海蛳最好吃不是壳口部分的肉,是尾尖部分的胶质物。处于海边且经常吃海蛳的人都知道这事,问题是要想吃到整颗海蛳里的肉和胶质物,在吸取海蛳技巧上很有讲究。当尾尖部分剪得恰到好处时,能够在吸取时保持一定的空气间歇性,吸力正好满足需要时,才能吸出整个海蛳的肉质。不然,吸力过大或者过小,都会将整个海蛳的肉质一分为二。当壳口部分的肉被吸到了嘴里,而尾尖部分的胶质物却还留在壳里,还要再吸多次才能吸出。外地人或初次吃海蛳的人,往往在吸出整颗海蛳肉后,会将尾部的胶质物剔除。他们认为这是海蛳的肠子,是脏东西,不愿吃这胶质物。殊不知,这胶物质可是海蛳中味道最好、营养最优的食物。
海蛳除了肉质鲜美,吃后留下的贝壳也大有用途。每当吃过海蛳后,我们都及时将海蛳壳收集起来,撒在坟茔上,撒在住宅瓦背上,据说这样可以防虫。尤其是毛毛虫,闻到海蛳壳残留的香味,就会钻进海蛳壳里,一旦钻进去就退不出来而一命呜呼,由此而断子绝孙。这也就应验了“螺蛳壳里做道场”之意!由此,凡是撒过海蛳壳的地方,一般都不会有虫子存在。

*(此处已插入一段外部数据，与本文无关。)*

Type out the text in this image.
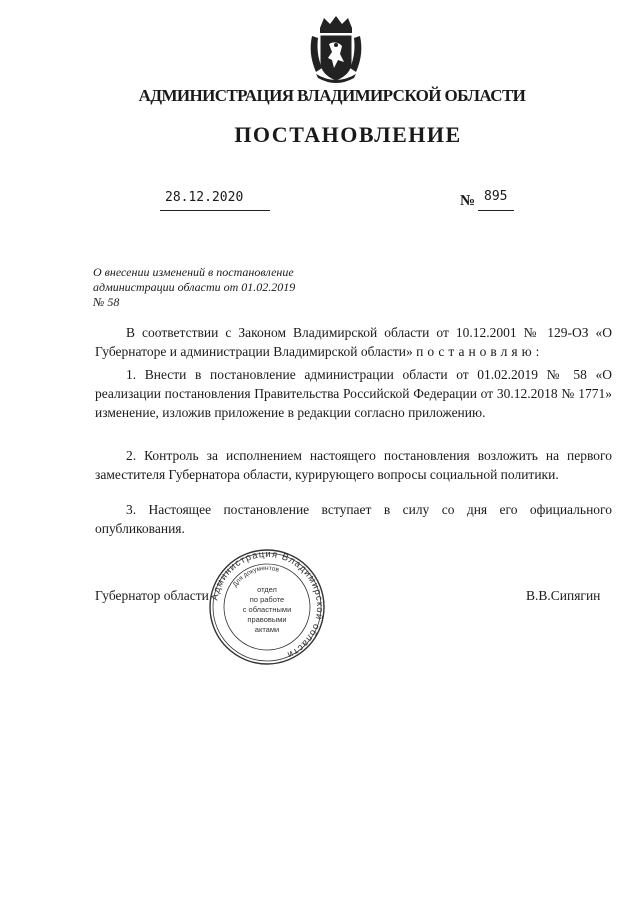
АДМИНИСТРАЦИЯ ВЛАДИМИРСКОЙ ОБЛАСТИ
ПОСТАНОВЛЕНИЕ
28.12.2020	№ 895
О внесении изменений в постановление
администрации области от 01.02.2019
№ 58
В соответствии с Законом Владимирской области от 10.12.2001 № 129-ОЗ «О Губернаторе и администрации Владимирской области» постановляю:
1. Внести в постановление администрации области от 01.02.2019 № 58 «О реализации постановления Правительства Российской Федерации от 30.12.2018 № 1771» изменение, изложив приложение в редакции согласно приложению.
2. Контроль за исполнением настоящего постановления возложить на первого заместителя Губернатора области, курирующего вопросы социальной политики.
3. Настоящее постановление вступает в силу со дня его официального опубликования.
Губернатор области	В.В.Сипягин
Администрация Владимирской области
Для документов
отдел
по работе
с областными
правовыми
актами
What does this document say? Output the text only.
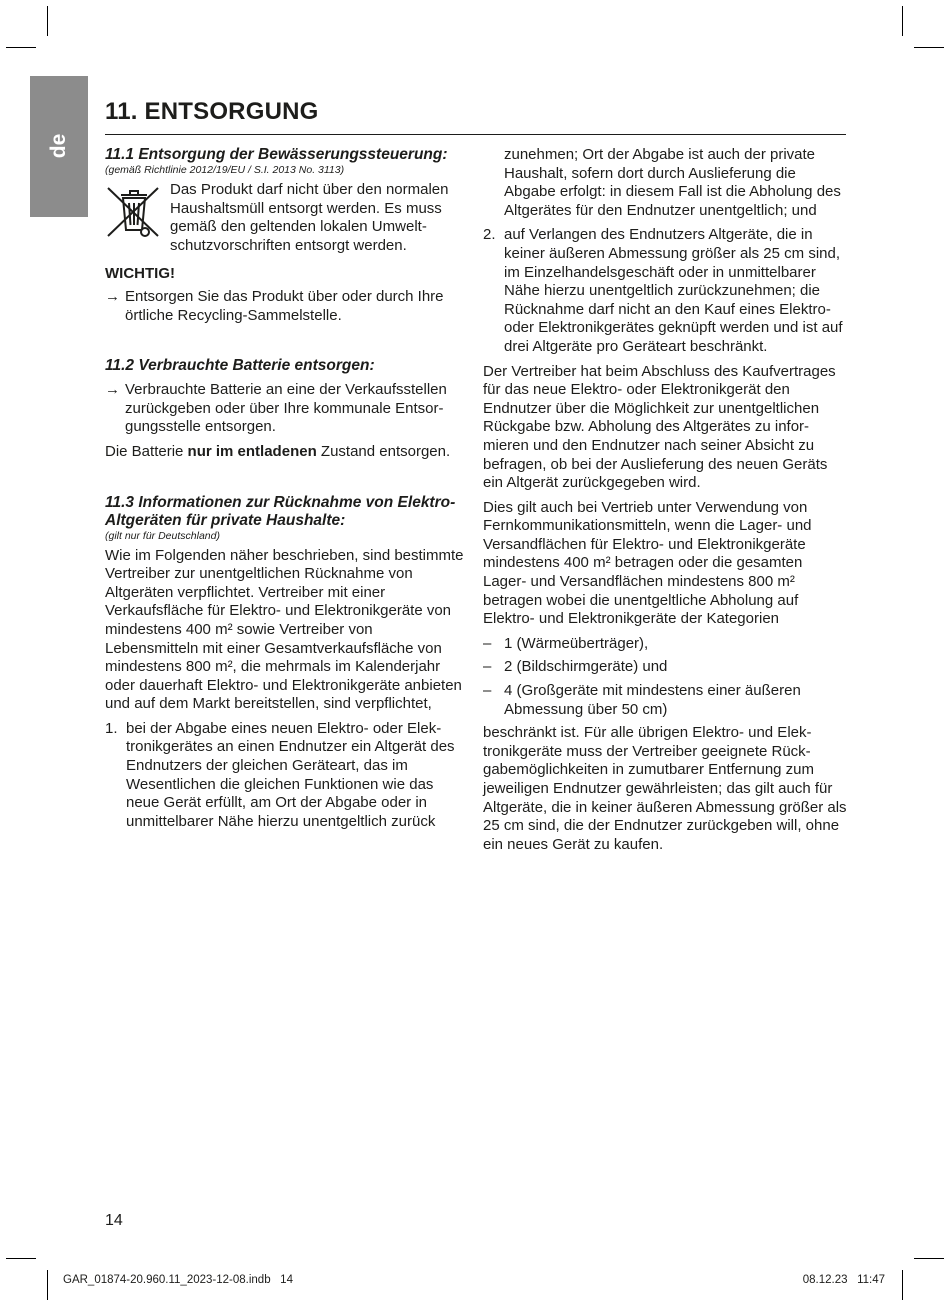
de
11. ENTSORGUNG
11.1 Entsorgung der Bewässerungssteuerung:

(gemäß Richtlinie 2012/19/EU / S.I. 2013 No. 3113)

Das Produkt darf nicht über den normalen Haushaltsmüll entsorgt werden. Es muss gemäß den geltenden lokalen Umweltschutzvorschriften entsorgt werden.

WICHTIG!

→ Entsorgen Sie das Produkt über oder durch Ihre örtliche Recycling-Sammelstelle.
11.2 Verbrauchte Batterie entsorgen:
→ Verbrauchte Batterie an eine der Verkaufsstellen zurückgeben oder über Ihre kommunale Entsorgungsstelle entsorgen.

Die Batterie nur im entladenen Zustand entsorgen.

11.3 Informationen zur Rücknahme von Elektro-Altgeräten für private Haushalte:

(gilt nur für Deutschland)

Wie im Folgenden näher beschrieben, sind bestimmte Vertreiber zur unentgeltlichen Rücknahme von Altgeräten verpflichtet. Vertreiber mit einer Verkaufsfläche für Elektro- und Elektronikgeräte von mindestens 400 m² sowie Vertreiber von Lebensmitteln mit einer Gesamtverkaufsfläche von mindestens 800 m², die mehrmals im Kalenderjahr oder dauerhaft Elektro- und Elektronikgeräte anbieten und auf dem Markt bereitstellen, sind verpflichtet,

1. bei der Abgabe eines neuen Elektro- oder Elektronikgerätes an einen Endnutzer ein Altgerät des Endnutzers der gleichen Geräteart, das im Wesentlichen die gleichen Funktionen wie das neue Gerät erfüllt, am Ort der Abgabe oder in unmittelbarer Nähe hierzu unentgeltlich zurück
zunehmen; Ort der Abgabe ist auch der private Haushalt, sofern dort durch Auslieferung die Abgabe erfolgt: in diesem Fall ist die Abholung des Altgerätes für den Endnutzer unentgeltlich; und
2. auf Verlangen des Endnutzers Altgeräte, die in keiner äußeren Abmessung größer als 25 cm sind, im Einzelhandelsgeschäft oder in unmittelbarer Nähe hierzu unentgeltlich zurückzunehmen; die Rücknahme darf nicht an den Kauf eines Elektro- oder Elektronikgerätes geknüpft werden und ist auf drei Altgeräte pro Geräteart beschränkt.

Der Vertreiber hat beim Abschluss des Kaufvertrages für das neue Elektro- oder Elektronikgerät den Endnutzer über die Möglichkeit zur unentgeltlichen Rückgabe bzw. Abholung des Altgerätes zu informieren und den Endnutzer nach seiner Absicht zu befragen, ob bei der Auslieferung des neuen Geräts ein Altgerät zurückgegeben wird.

Dies gilt auch bei Vertrieb unter Verwendung von Fernkommunikationsmitteln, wenn die Lager- und Versandflächen für Elektro- und Elektronikgeräte mindestens 400 m² betragen oder die gesamten Lager- und Versandflächen mindestens 800 m² betragen wobei die unentgeltliche Abholung auf Elektro- und Elektronikgeräte der Kategorien

– 1 (Wärmeüberträger),
– 2 (Bildschirmgeräte) und
– 4 (Großgeräte mit mindestens einer äußeren Abmessung über 50 cm)

beschränkt ist. Für alle übrigen Elektro- und Elektronikgeräte muss der Vertreiber geeignete Rückgabemöglichkeiten in zumutbarer Entfernung zum jeweiligen Endnutzer gewährleisten; das gilt auch für Altgeräte, die in keiner äußeren Abmessung größer als 25 cm sind, die der Endnutzer zurückgeben will, ohne ein neues Gerät zu kaufen.

14
GAR_01874-20.960.11_2023-12-08.indb   14	08.12.23   11:47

那时候,农村很少有建筑材料水泥,海蛳壳还经常被收集在一起,和着蟹壳、蛏壳、牡蛎壳等贝壳,装进砺灰窑,用柴炭烧成蛎灰,来代替水泥,作为造房子砌墙和粉刷墙壁的黏土。
小时候,我们还经常看到大人们突然抓起一把海蛳壳,让那些刚上学的小朋友数数有多少颗;小朋友们也经常用海蛳壳,当打弹弓最有效的子弹,打鸟一打一个准。海蛳壳,甚至还被学校里的老师利用,当做一种简易的数学教具,用于加减法和乘除法的直观教学……
社会发展了,科技进步了,生活改善了,资源的不断挖掘和利用,使以往并不多的物种变得越来越衰竭,越来越稀有。同样,以往不计其数撒落在平坦的海涂上,那缓慢蠕动的海蛳,天天去捉而一直捉不尽的,也越来越少。随着人类向海涂要地,向荒山要粮的步伐在不断推进,沿海高标准海塘在不断拓展,也不断吞噬了沿海潮间带的空间。海蛳的存身之地,也在日益被蚕食。近几年来,真的难以见到海蛳的存在。看来,我去年清明节吃到的海蛳也纯属偶然。
尽管怎样,海蛳的美味,仍然让我难以忘却!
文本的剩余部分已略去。